Effects of Monobenzyl ether of hydroquinone on 3T3 mouse fibroblast viability and ultrastructure
Published in Ultrastructural Pathology, 2021
Aslı Erdoğan, Hasan Serdar Mutlu, Sibel Doğan, Tuğba Kotil
Under TEM, untreated cells exhibited characteristics of active cells with euchromatic nucleus, open nuclear pores, well developed rough endoplasmic reticulum (rER), abundant mitochondria, and prominent Golgi apparatus (Figure 3a,b).
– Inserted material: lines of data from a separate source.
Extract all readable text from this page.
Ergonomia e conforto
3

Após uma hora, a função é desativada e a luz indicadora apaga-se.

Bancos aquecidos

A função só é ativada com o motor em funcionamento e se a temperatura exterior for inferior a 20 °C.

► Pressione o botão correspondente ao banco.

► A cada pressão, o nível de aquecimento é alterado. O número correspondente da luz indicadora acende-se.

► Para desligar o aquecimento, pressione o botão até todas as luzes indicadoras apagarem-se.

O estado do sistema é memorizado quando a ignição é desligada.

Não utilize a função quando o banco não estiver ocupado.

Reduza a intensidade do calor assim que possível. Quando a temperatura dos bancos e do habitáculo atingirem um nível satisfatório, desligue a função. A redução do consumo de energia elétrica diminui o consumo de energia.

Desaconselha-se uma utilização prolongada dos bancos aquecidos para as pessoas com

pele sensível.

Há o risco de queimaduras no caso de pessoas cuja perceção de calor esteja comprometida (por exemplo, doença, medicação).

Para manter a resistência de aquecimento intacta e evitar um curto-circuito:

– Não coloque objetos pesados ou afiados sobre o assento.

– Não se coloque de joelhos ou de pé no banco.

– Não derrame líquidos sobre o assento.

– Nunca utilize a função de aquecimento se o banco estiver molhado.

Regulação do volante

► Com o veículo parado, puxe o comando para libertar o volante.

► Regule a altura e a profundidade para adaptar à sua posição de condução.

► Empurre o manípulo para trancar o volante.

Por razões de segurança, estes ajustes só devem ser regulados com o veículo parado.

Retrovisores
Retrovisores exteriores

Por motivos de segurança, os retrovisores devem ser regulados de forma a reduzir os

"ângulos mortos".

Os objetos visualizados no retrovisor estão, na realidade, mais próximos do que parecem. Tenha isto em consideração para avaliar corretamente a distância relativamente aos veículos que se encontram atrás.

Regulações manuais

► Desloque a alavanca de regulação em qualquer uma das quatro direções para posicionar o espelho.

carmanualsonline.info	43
Vehicle group exhibited similar ultrastructural morphology with control group (Figure 3c,d). In 250 μM MBEH-treated group, there was a slight dilation in perinuclear space. In some mitochondria, swelling and loss of cristae were observed. There were dilation in rER cisternae. Multilamellar bodies, abundant lysosomes, and multivesicular bodies were seen in cytoplasm (Figure 3e,f). In 500 μM MBEH-treated group, cell membrane blebs and loss of cell volume were observed (Figure 3g,h). Nucleus and cytoplasm were more electron dense than other groups and organelles were not prominent. There were abundant multivesicular bodies and autophagic vacuoles in cytoplasm. In 750 μM MBEH-treated group, cells were completely degenerated (Figure 3i).